Wednesday, March 18, 2009

Day 271: Energetic make-over


energy.gov

I remember being confused sitting in the parking lot of 232 Energy Way in Las Vegas, NV last October. We were about to tour the Nevada Test Site, the national testing ground for atomic weapons, and planted in landscaping outside the building was a sign displaying the words "Department of Energy". This was the beginning of my understanding that the Department of Energy sometimes, often, has done the work and supplied the budget for programs that could fit easily, and perhaps more appropriately, under the title of the Department of Defense. If it is nuclear-related, it probably started within the Department of Energy. This legacy dates back to the department's original name, the Atomic Energy Commission. The AEC was established, almost desperately, to find a use for nuclear power after World War II that everyone all could feel good (better) about. After several decades and name changes- The Department of Energy lives on. In actuality, this Department is billed with supplying energy and power to our nation and is not predicated on being nuclear centric at all.
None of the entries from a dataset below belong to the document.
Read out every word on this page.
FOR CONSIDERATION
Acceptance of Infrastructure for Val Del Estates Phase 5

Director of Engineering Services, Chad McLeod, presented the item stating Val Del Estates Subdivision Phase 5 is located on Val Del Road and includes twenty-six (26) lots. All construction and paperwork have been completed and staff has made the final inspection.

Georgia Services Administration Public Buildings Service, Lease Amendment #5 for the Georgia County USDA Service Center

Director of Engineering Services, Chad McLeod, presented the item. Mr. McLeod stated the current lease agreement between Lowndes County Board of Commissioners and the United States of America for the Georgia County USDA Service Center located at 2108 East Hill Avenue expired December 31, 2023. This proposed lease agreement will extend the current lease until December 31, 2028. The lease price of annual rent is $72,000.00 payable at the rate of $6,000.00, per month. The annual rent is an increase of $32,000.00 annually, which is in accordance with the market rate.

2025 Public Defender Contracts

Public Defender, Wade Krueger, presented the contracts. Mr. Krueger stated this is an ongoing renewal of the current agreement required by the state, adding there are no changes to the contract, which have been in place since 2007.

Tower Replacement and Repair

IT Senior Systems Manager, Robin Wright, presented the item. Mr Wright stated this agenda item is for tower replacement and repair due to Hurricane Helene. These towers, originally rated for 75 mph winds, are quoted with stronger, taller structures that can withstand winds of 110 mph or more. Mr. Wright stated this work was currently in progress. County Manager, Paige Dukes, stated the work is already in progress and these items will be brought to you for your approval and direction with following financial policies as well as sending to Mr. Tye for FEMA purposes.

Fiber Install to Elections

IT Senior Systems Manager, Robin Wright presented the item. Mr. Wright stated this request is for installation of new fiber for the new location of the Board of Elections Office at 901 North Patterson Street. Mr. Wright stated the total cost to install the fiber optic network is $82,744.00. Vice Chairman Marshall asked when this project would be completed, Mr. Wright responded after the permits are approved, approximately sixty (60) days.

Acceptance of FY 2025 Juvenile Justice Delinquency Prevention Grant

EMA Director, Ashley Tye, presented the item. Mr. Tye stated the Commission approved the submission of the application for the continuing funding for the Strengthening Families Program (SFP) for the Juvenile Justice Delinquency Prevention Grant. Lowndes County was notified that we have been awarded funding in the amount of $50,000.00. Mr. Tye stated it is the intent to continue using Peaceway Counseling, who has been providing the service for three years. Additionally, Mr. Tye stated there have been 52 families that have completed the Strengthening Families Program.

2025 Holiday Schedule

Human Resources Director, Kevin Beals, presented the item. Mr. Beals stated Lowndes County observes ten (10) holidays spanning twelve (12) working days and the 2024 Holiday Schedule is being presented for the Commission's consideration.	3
After reading an article in the Times this morning, I feel certain that The Department of Energy might as well be renamed the Department of Nuclear Waste. This name seems apt unless something changes soon. Rather than resolving the nation's urgently outstanding issue of nuclear waste, or using even half of the budget to explore alternative energy sources, the current Department of Energy actively cultivates of a wasteful legacy by expending massive amounts of natural and monetary resources to create MORE nuclear weapons and MORE nuclear waste. It was shocking to read in the Times that The Department of Energy's budget is fully stacked in the favor of the nuclear, "$135.4 billion spent on energy research and development from 1948 to 2005 (in constant 2004 dollars), more than half, or $74 billion, went to nuclear energy, while fossil-fuel programs received a quarter, or $34.1 billion. The leftovers went for alternatives, with renewables getting $13 billion, or 10 percent, and energy efficiency $12 billion, according to a Congressional Research Service report written in 2006."

The only good thing about this news is that it is being shared within a call for change. The Obama Administration does NOT seem attracted (thankfully!) to growing the nuclear industry. It is indeed time for seeking alternatives and finally sorting out the ridiculously intertwined budgets of Energy and Defense.